When I run t-SNE, i buy a wierd ‘ball’ with uniformly distributed points?

This usually indicates you set your perplexity way too high. All points now want to be equidistant. The result you bought is that the closest you’ll get to equidistant points as is feasible in two dimensions. If lowering the perplexity doesn’t help, you would possibly have run into the matter described within the next question. Similar effects can also occur once you use highly non-metric similarities as input.

When I run t-SNE, it reports a really low error but the results look crappy?

Presumably, your data contains some very large numbers, causing the binary look for the right perplexity to fail. within the beginning of the optimization, t-SNE then reports a minimum, mean, and maximum value for sigma of 1. this is often a symbol that something went wrong! Just divide your data or distances by an enormous number, and check out again.

I tried everything you said, but t-SNE still doesn’t seem to figure very well?

Maybe there’s something weird in your data. As a sanity check, try running PCA on your data to scale back it to 2 dimensions. If this also gives bad results, then maybe there’s not considerably nice structure in your data within the first place. If PCA works well but t-SNE doesn’t, i’m fairly sure you probably did something wrong. Just check your code again until you found the bug! If nothing works, be happy to drop me a line.

Can I use a pairwise Euclidean distance matrix as input into t-SNE?

Yes you can! Download the Matlab implementation, and use your pairwise Euclidean distance matrix as input into the tsne_d.m function.

Can I use a pairwise similarity matrix as input into t-SNE?

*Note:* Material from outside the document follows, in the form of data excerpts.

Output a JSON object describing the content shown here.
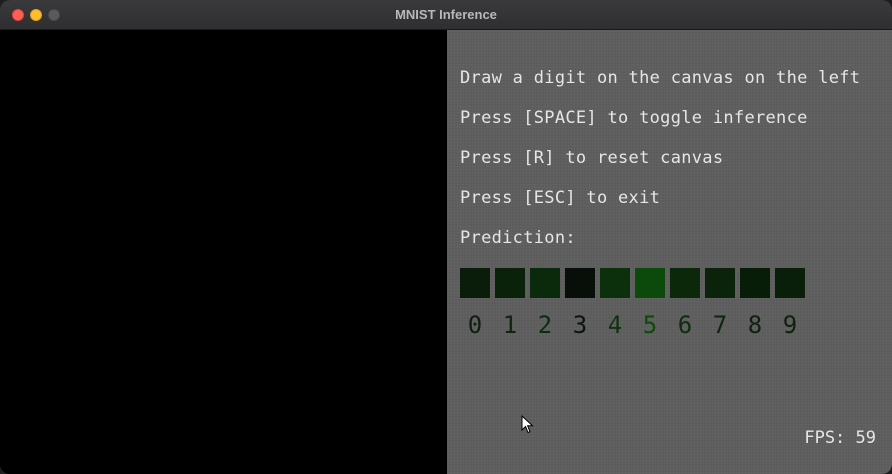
{
  "window": {
    "title": "MNIST Inference"
  },
  "panel": {
    "instructions": [
      "Draw a digit on the canvas on the left",
      "Press [SPACE] to toggle inference",
      "Press [R] to reset canvas",
      "Press [ESC] to exit",
      "Prediction:"
    ],
    "predictions": [
      {
        "digit": "0",
        "color": "#0a1c0a",
        "text_color": "#0f1f0f"
      },
      {
        "digit": "1",
        "color": "#0a210a",
        "text_color": "#0f240f"
      },
      {
        "digit": "2",
        "color": "#0b2a0b",
        "text_color": "#0e2c0e"
      },
      {
        "digit": "3",
        "color": "#080f08",
        "text_color": "#0d130d"
      },
      {
        "digit": "4",
        "color": "#0c2f0c",
        "text_color": "#0f320f"
      },
      {
        "digit": "5",
        "color": "#0b4a0b",
        "text_color": "#0b4a0b"
      },
      {
        "digit": "6",
        "color": "#0b280b",
        "text_color": "#0e2c0e"
      },
      {
        "digit": "7",
        "color": "#0a230a",
        "text_color": "#0e260e"
      },
      {
        "digit": "8",
        "color": "#081d08",
        "text_color": "#0e210e"
      },
      {
        "digit": "9",
        "color": "#0a1f0a",
        "text_color": "#0e220e"
      }
    ],
    "fps": "FPS: 59"
  },
  "cursor": {
    "icon": "arrow-cursor-icon"
  }
}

Yes you can! as an example , we successfully applied t-SNE on a dataset of word association data. Download the Matlab implementation, confirm the diagonal of the pairwise similarity matrix contains only zeros, symmetrize the pairwise similarity matrix, and normalize it to sum up to at least one . you’ll now use the result as input into the tsne_p.m function.

Can I use t-SNE to embed data in additional than two dimensions?

Well, yes you’ll , but there’s a catch. The key characteristic of t-SNE is that it solves a drag referred to as the crowding problem. The extent to which this problem occurs depends on the ratio between the intrinsic data dimensionality and therefore the embedding dimensionality. So, if you embed in, say, thirty dimensions, the crowding problem is a smaller amount severe than once you embed in two dimensions. As a result, it often works better if you increase the degrees of freedom of the t-distribution when embedding into thirty dimensions (or if you are trying to embed intrinsically very low-dimensional data like Swiss roll). More details about this are described within the AI-STATS paper.

Why doesn’t t-SNE work also as LLE or Isomap on Swiss roll data?

When embedding Swiss roll data, the crowding problem doesn’t apply. So you’ll need to use a lighter-tailed t-distribution to embed Swiss toll successfully (see above). But frankly… who cares about Swiss rolls once you can embed complex real-world data nicely?

Once I even have a t-SNE map, how am i able to embed incoming test points therein map?

t-SNE learns a non-parametric mapping, which suggests that it doesn’t learn a particular function that maps data from the input space to the map. Therefore, it’s impossible to embed test points in an existing map (although you’ll re-run t-SNE on the complete dataset). a possible approach to affect this is able to be to coach a multivariate regressor to predict the map location from the input file . Alternatively, you’ll also make such a regressor minimize the t-SNE loss directly, which is what I did during this paper.